Since 50% of your body’s glucose stores are located in your muscles as glycogen, this creates major instability.
When muscles can’t store glucose properly:
Blood sugar swings dramatically
Anxiety-like symptoms increase
Irritability and brain fog appear
Energy crashes happen
Long-term, this can lead to type 2 diabetes
Blood Sugar Swings Feel Like Anxiety
A blood sugar crash and an anxiety attack can feel identical:
Shakiness
Irritability
Foggy thinking
Nervousness
Heart pounding
Trouble concentrating
Many people are treating “anxiety” when they actually have metabolic instability driven by stress physiology.
What You Can Do to Stabilize Blood Sugar and Calm the Brain
The good news—your brain and your metabolism are trainable.
Nutritional Support
Supplements that support glucose regulation include:
Omega-3s
Apex Glysen
Apex Glycoberine
These improve cell sensitivity, reduce inflammation, and support stable energy levels.
Movement Hacks That Work
1–2 Minutes of Walking After Eating: Research shows that a short walk after meals can lower blood sugar as effectively as insulin in certain contexts.

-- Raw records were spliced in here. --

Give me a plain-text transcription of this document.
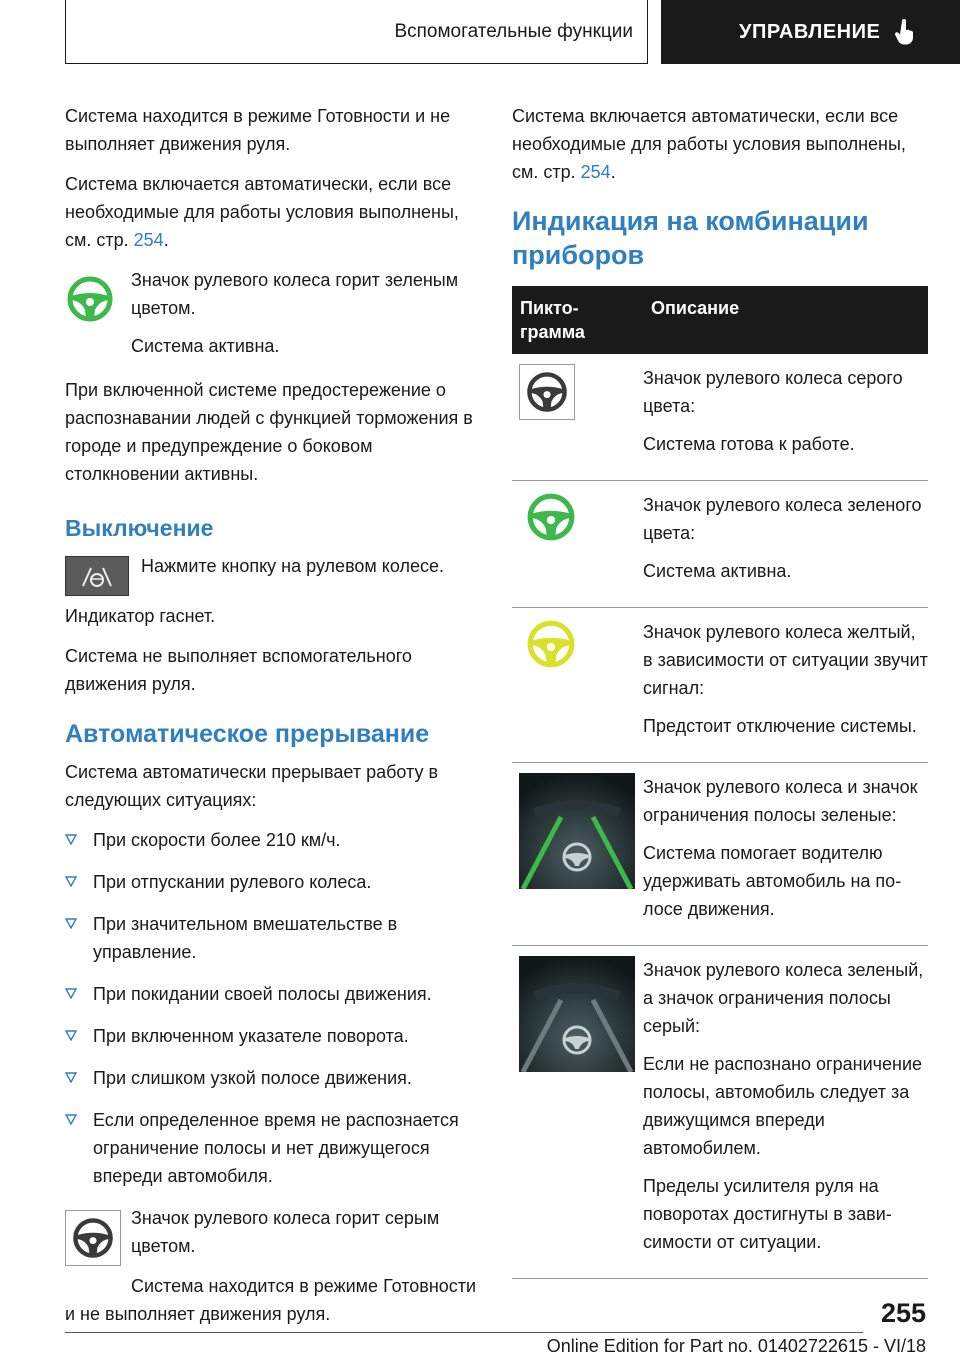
Вспомогательные функции	УПРАВЛЕНИЕ

Система находится в режиме Готовности и не выполняет движения руля.

Система включается автоматически, если все необходимые для работы условия выполнены, см. стр. 254.

Значок рулевого колеса горит зеленым цветом.

Система активна.

При включенной системе предостережение о распознавании людей с функцией торможения в городе и предупреждение о боковом столкновении активны.

Выключение

Нажмите кнопку на рулевом колесе.

Индикатор гаснет.

Система не выполняет вспомогательного движения руля.

Автоматическое прерывание

Система автоматически прерывает работу в следующих ситуациях:

При скорости более 210 км/ч.
При отпускании рулевого колеса.
При значительном вмешательстве в управление.
При покидании своей полосы движения.
При включенном указателе поворота.
При слишком узкой полосе движения.
Если определенное время не распознается ограничение полосы и нет движущегося впереди автомобиля.

Значок рулевого колеса горит серым цветом.

Система находится в режиме Готовности и не выполняет движения руля.

Система включается автоматически, если все необходимые для работы условия выполнены, см. стр. 254.

Индикация на комбинации приборов
Пиктограмма	Описание

Значок рулевого колеса серого цвета:

Система готова к работе.

Значок рулевого колеса зеленого цвета:

Система активна.

Значок рулевого колеса желтый, в зависимости от ситуации звучит сигнал:

Предстоит отключение системы.

Значок рулевого колеса и значок ограничения полосы зеленые:

Система помогает водителю удерживать автомобиль на полосе движения.

Значок рулевого колеса зеленый, а значок ограничения полосы серый:

Если не распознано ограничение полосы, автомобиль следует за движущимся впереди автомобилем.

Пределы усилителя руля на поворотах достигнуты в зависимости от ситуации.

255
Online Edition for Part no. 01402722615 - VI/18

Blood Flow Restriction (BFR) Exercise: This activates fast-twitch, glycogen-hungry muscle fibers that rapidly pull sugar into muscle cells—improving metabolic stability.
The Takeaway
Stress doesn’t just affect your mind—it directly shapes your brainwaves, hormones, blood sugar, and emotional well-being. When you learn to stabilize the brain and regulate stress physiology, you also stabilize your metabolism.
Small changes can transform how your brain and body feel every single day.